Furthermore, Europe must shed its ideological rigidity. If the US is willing to engage transactionally with China and Russia to secure its interests, Europe must do the same. It is a supreme irony that, as Western commentators note, China currently upholds a rhetoric of multipolarity that respects European sovereignty more than the United States does. Beijing has consistently advocated for the EU to be an independent pole in a multipolar world, rather than a vassal of Washington.

There is a growing realization in Paris and Berlin that the “West” as a geopolitical monolith is dead. If the US creates a C5, essentially a “BRICS plus America” arrangement, Europe will be left in a diplomatic no-man’s-land. The suggestion by some observers that Europe should pivot toward the BRICS nations is less a serious policy proposal and more a symptom of this profound alienation. However, it underscores the need for a diversification of alliances.

Europe must realize that its “civilizational garden,” as Josep Borrell once termed it, is surrounded by a jungle that does not play by European rules. The US is returning to the Monroe Doctrine, focusing on the Western Hemisphere and selective global interventions. The East is rising on the back of state-capitalism and nationalism. Europe, standing alone, must rediscover the language of power.

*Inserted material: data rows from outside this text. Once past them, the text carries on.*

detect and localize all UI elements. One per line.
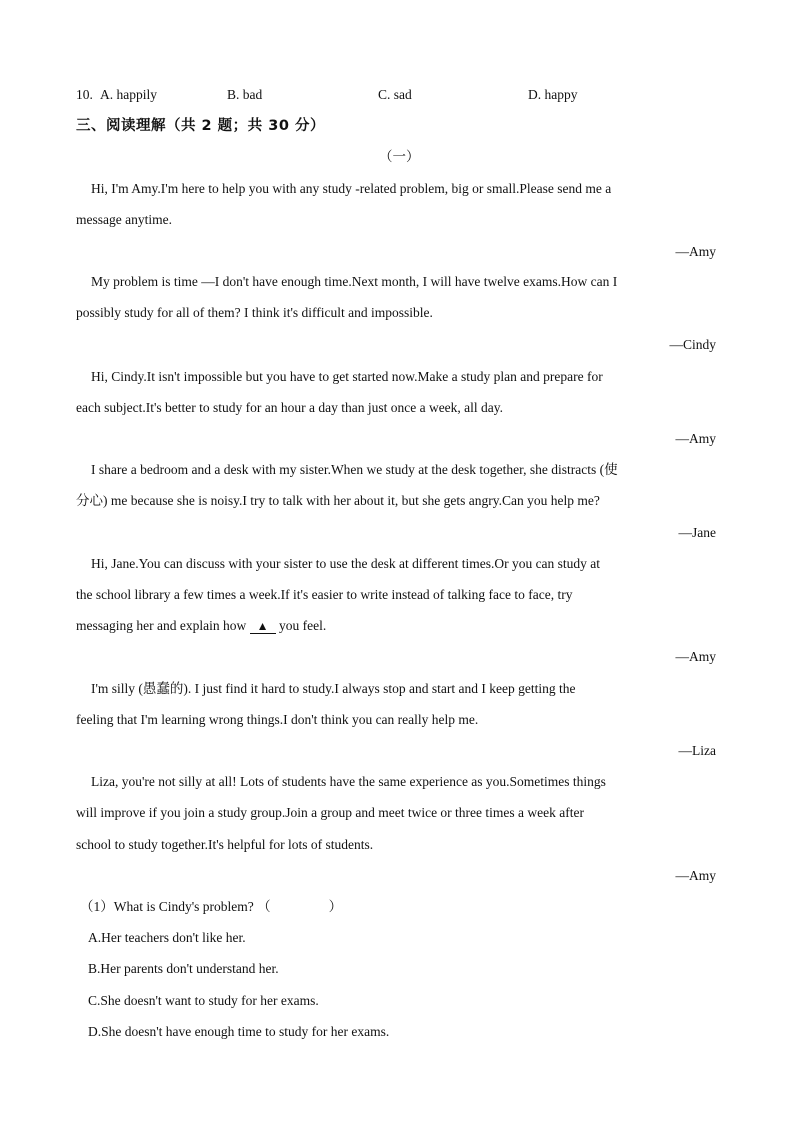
option-d: D.She doesn't have enough time to study for her exams.	[88, 1024, 390, 1039]
message-line: will improve if you join a study group.Join a group and meet twice or three times a week after	[76, 805, 584, 820]
message-line: message anytime.	[76, 212, 172, 227]
message-line-with-blank	[76, 617, 326, 635]
question-1-stem	[80, 898, 342, 916]
message-line: I'm silly (愚蠢的). I just find it hard to study.I always stop and start and I keep getting the	[91, 681, 576, 696]
message-line: Hi, Cindy.It isn't impossible but you have to get started now.Make a study plan and prepare for	[91, 369, 603, 384]
signature: —Liza	[678, 743, 716, 758]
passage-title: （一）	[379, 149, 420, 164]
message-line: possibly study for all of them? I think it's difficult and impossible.	[76, 305, 433, 320]
signature: —Amy	[675, 431, 716, 446]
message-line: Liza, you're not silly at all! Lots of students have the same experience as you.Sometimes things	[91, 774, 606, 789]
message-line: the school library a few times a week.If it's easier to write instead of talking face to face, try	[76, 587, 573, 602]
message-line-part: you feel.	[275, 618, 327, 633]
q10-option-a-text: A. happily	[100, 87, 157, 102]
question-stem-text: （1）What is Cindy's problem? （	[80, 899, 271, 914]
message-line: I share a bedroom and a desk with my sister.When we study at the desk together, she distracts (使	[91, 462, 618, 477]
signature: —Amy	[675, 868, 716, 883]
option-c: C.She doesn't want to study for her exams.	[88, 993, 319, 1008]
signature: —Amy	[675, 244, 716, 259]
message-line: 分心) me because she is noisy.I try to talk with her about it, but she gets angry.Can you help me?	[76, 493, 600, 508]
message-line: My problem is time —I don't have enough time.Next month, I will have twelve exams.How can I	[91, 274, 618, 289]
signature: —Cindy	[669, 337, 716, 352]
q10-option-d: D. happy	[528, 87, 578, 102]
q10-number: 10.	[76, 87, 93, 102]
signature: —Jane	[678, 525, 716, 540]
message-line: Hi, I'm Amy.I'm here to help you with any study -related problem, big or small.Please send me a	[91, 181, 612, 196]
option-b: B.Her parents don't understand her.	[88, 961, 279, 976]
message-line: feeling that I'm learning wrong things.I don't think you can really help me.	[76, 712, 479, 727]
q10-option-c: C. sad	[378, 87, 412, 102]
message-line: each subject.It's better to study for an hour a day than just once a week, all day.	[76, 400, 504, 415]
q10-option-b: B. bad	[227, 87, 263, 102]
section-heading: 三、阅读理解（共 2 题；共 30 分）	[76, 118, 325, 134]
answer-blank: ▲	[250, 619, 276, 634]
option-a: A.Her teachers don't like her.	[88, 930, 246, 945]
signature: —Amy	[675, 649, 716, 664]
message-line-part: messaging her and explain how	[76, 618, 250, 633]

The photo of Angela Merkel staring down Donald Trump at the G7 summit years ago was once hailed as a symbol of liberal resilience. In hindsight, it looks like a farewell—the last stand of an Atlantic order that has since evaporated. The future belongs to those who can defend themselves. If Europe cannot find the political will to forge its own sword, it will find its fate decided by five men in a room, none of whom are European. The solitude of Europe is not a prophecy; it is the new present.